4. Il n’y a pas lieu, dans les circonstances de l’espèce, de faire application de la possibilité ouverte par l’article L. 911-8 du code de justice administrative. Il y a lieu dès lors de liquider l’astreinte pour l’ensemble de la période courant depuis le 19 octobre 2023 à la somme totale de 50 500 euros, en ce comprise la liquidation provisoire résultant de l’ordonnance du 20 septembre 2024.
Sur l’augmentation du montant de l’astreinte :
5. Dans les circonstances de l’espèce, il n’y a, en tout état de cause, pas lieu d’augmenter le montant de l’astreinte prévue par l’ordonnance du 9 octobre 2023.
O R D O N N E :
Article 1er : La société Gold Leiw SA et M. A sont condamnés à verser solidairement, au titre de la liquidation provisoire de l’astreinte prononcée par l’ordonnance du 9 octobre 2023, pour l’ensemble de la période courant depuis le 19 octobre 2023 jusqu’à la date de la présente ordonnance, la somme de 50 500 (cinquante mille cinq cents) euros à la SETF.
Article 2 :Le surplus des conclusions de la requête est rejeté.

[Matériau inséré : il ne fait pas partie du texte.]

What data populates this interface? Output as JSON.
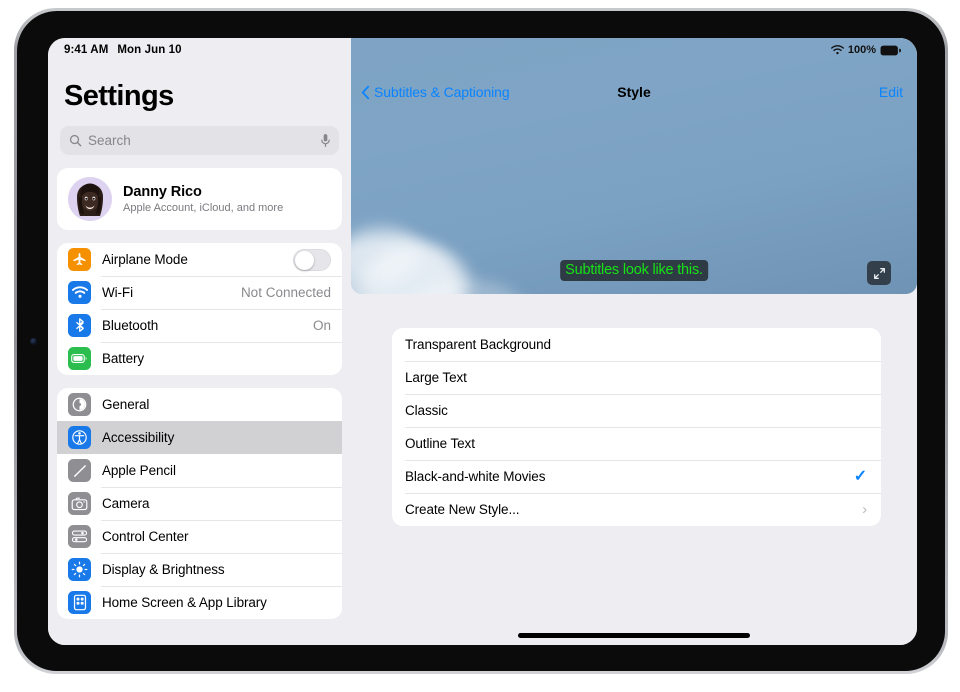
{
  "device": {
    "camera_icon": "front-camera-icon"
  },
  "status_bar": {
    "time": "9:41 AM",
    "date": "Mon Jun 10",
    "wifi_icon": "wifi-icon",
    "battery_percent": "100%",
    "battery_icon": "battery-full-icon"
  },
  "sidebar": {
    "title": "Settings",
    "search": {
      "placeholder": "Search",
      "value": "",
      "search_icon": "search-icon",
      "mic_icon": "microphone-icon"
    },
    "account": {
      "name": "Danny Rico",
      "subtitle": "Apple Account, iCloud, and more",
      "avatar_icon": "memoji-avatar"
    },
    "connectivity_group": [
      {
        "label": "Airplane Mode",
        "icon": "airplane-icon",
        "icon_color": "#f59000",
        "control": "toggle",
        "toggle_on": false,
        "value": ""
      },
      {
        "label": "Wi-Fi",
        "icon": "wifi-icon",
        "icon_color": "#1a79e8",
        "control": "value",
        "value": "Not Connected"
      },
      {
        "label": "Bluetooth",
        "icon": "bluetooth-icon",
        "icon_color": "#1a79e8",
        "control": "value",
        "value": "On"
      },
      {
        "label": "Battery",
        "icon": "battery-icon",
        "icon_color": "#2bbd4e",
        "control": "none",
        "value": ""
      }
    ],
    "settings_group": [
      {
        "label": "General",
        "icon": "gear-icon",
        "icon_color": "#8e8e93",
        "selected": false
      },
      {
        "label": "Accessibility",
        "icon": "accessibility-icon",
        "icon_color": "#1a79e8",
        "selected": true
      },
      {
        "label": "Apple Pencil",
        "icon": "pencil-icon",
        "icon_color": "#8e8e93",
        "selected": false
      },
      {
        "label": "Camera",
        "icon": "camera-icon",
        "icon_color": "#8e8e93",
        "selected": false
      },
      {
        "label": "Control Center",
        "icon": "control-center-icon",
        "icon_color": "#8e8e93",
        "selected": false
      },
      {
        "label": "Display & Brightness",
        "icon": "brightness-icon",
        "icon_color": "#1a79e8",
        "selected": false
      },
      {
        "label": "Home Screen & App Library",
        "icon": "home-screen-icon",
        "icon_color": "#1a79e8",
        "selected": false
      }
    ]
  },
  "detail": {
    "nav": {
      "back_label": "Subtitles & Captioning",
      "back_icon": "chevron-left-icon",
      "title": "Style",
      "edit_label": "Edit"
    },
    "preview": {
      "subtitle_text": "Subtitles look like this.",
      "subtitle_text_color": "#15e315",
      "subtitle_background_color": "#2f3b44",
      "expand_icon": "expand-diagonal-icon",
      "background_description": "blue sky with wispy clouds"
    },
    "style_options": [
      {
        "label": "Transparent Background",
        "checked": false,
        "has_chevron": false
      },
      {
        "label": "Large Text",
        "checked": false,
        "has_chevron": false
      },
      {
        "label": "Classic",
        "checked": false,
        "has_chevron": false
      },
      {
        "label": "Outline Text",
        "checked": false,
        "has_chevron": false
      },
      {
        "label": "Black-and-white Movies",
        "checked": true,
        "has_chevron": false
      },
      {
        "label": "Create New Style...",
        "checked": false,
        "has_chevron": true
      }
    ],
    "checkmark_glyph": "✓",
    "chevron_glyph": "›",
    "accent_color": "#0a84ff"
  }
}
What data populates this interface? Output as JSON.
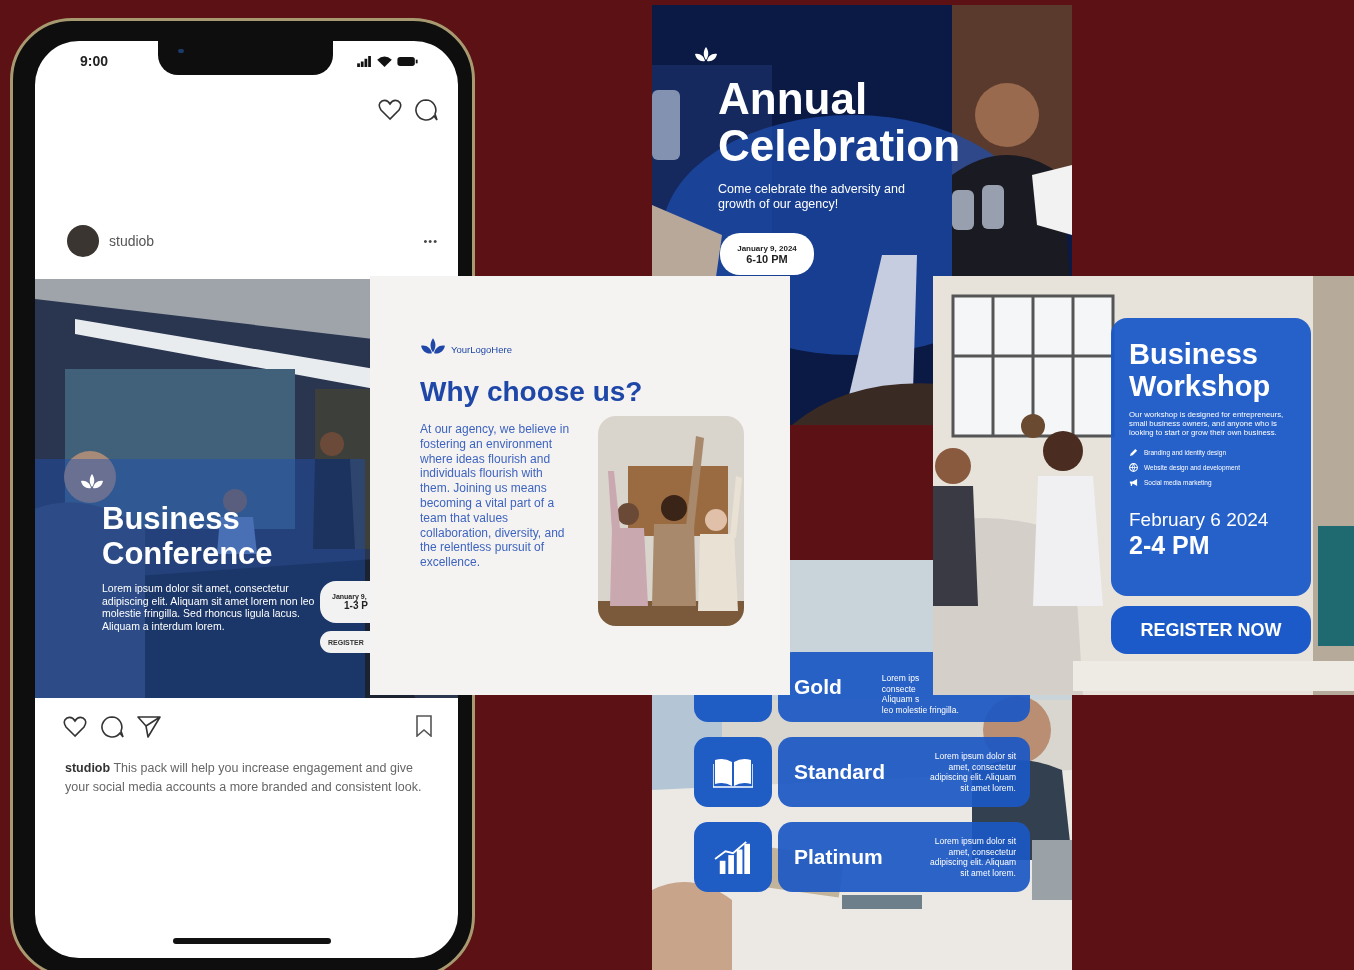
{
  "phone": {
    "status_bar": {
      "time": "9:00"
    },
    "post": {
      "username": "studiob",
      "more": "•••",
      "image": {
        "logo": true,
        "title": "Business Conference",
        "body": "Lorem ipsum dolor sit amet, consectetur adipiscing elit. Aliquam sit amet lorem non leo molestie fringilla. Sed rhoncus ligula lacus. Aliquam a interdum lorem.",
        "date": "January 9,",
        "time": "1-3 P",
        "button": "REGISTER"
      },
      "caption": {
        "username": "studiob",
        "text": "This pack will help you increase engagement and give your social media accounts a more branded and consistent look."
      }
    }
  },
  "annual_card": {
    "title": "Annual Celebration",
    "subtitle": "Come celebrate the adversity and growth of our agency!",
    "date": "January 9, 2024",
    "time": "6-10 PM"
  },
  "pricing_card": {
    "tiers": [
      {
        "name": "Gold",
        "description_lines": [
          "Lorem ips",
          "consecte",
          "Aliquam s",
          "leo molestie fringilla."
        ]
      },
      {
        "name": "Standard",
        "description_lines": [
          "Lorem ipsum dolor sit",
          "amet, consectetur",
          "adipiscing elit. Aliquam",
          "sit amet lorem."
        ]
      },
      {
        "name": "Platinum",
        "description_lines": [
          "Lorem ipsum dolor sit",
          "amet, consectetur",
          "adipiscing elit. Aliquam",
          "sit amet lorem."
        ]
      }
    ]
  },
  "why_card": {
    "logo": "YourLogoHere",
    "title": "Why choose us?",
    "body": "At our agency, we believe in fostering an environment where ideas flourish and individuals flourish with them. Joining us means becoming a vital part of a team that values collaboration, diversity, and the relentless pursuit of excellence."
  },
  "workshop_card": {
    "title": "Business Workshop",
    "body": "Our workshop is designed for entrepreneurs, small business owners, and anyone who is looking to start or grow their own business.",
    "features": [
      "Branding and identity design",
      "Website design and development",
      "Social media marketing"
    ],
    "date": "February 6 2024",
    "time": "2-4 PM",
    "button": "REGISTER NOW"
  }
}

Article 3 :La présente ordonnance sera notifiée à la Société d’Encouragement à l’Elevage du Trotteur Français, à la société Gold Leiw SA et à M. B A.
Fait à Paris, le 10 mars 2025.
La juge des référés,
K. Weidenfeld
La République mande et ordonne à la ministre des sports, de la jeunesse et de la vie associative en ce qui la concerne ou à tous commissaires de justice à ce requis en ce qui concerne les voies de droit commun contre les parties privées, de pourvoir à l’exécution de la présente décision.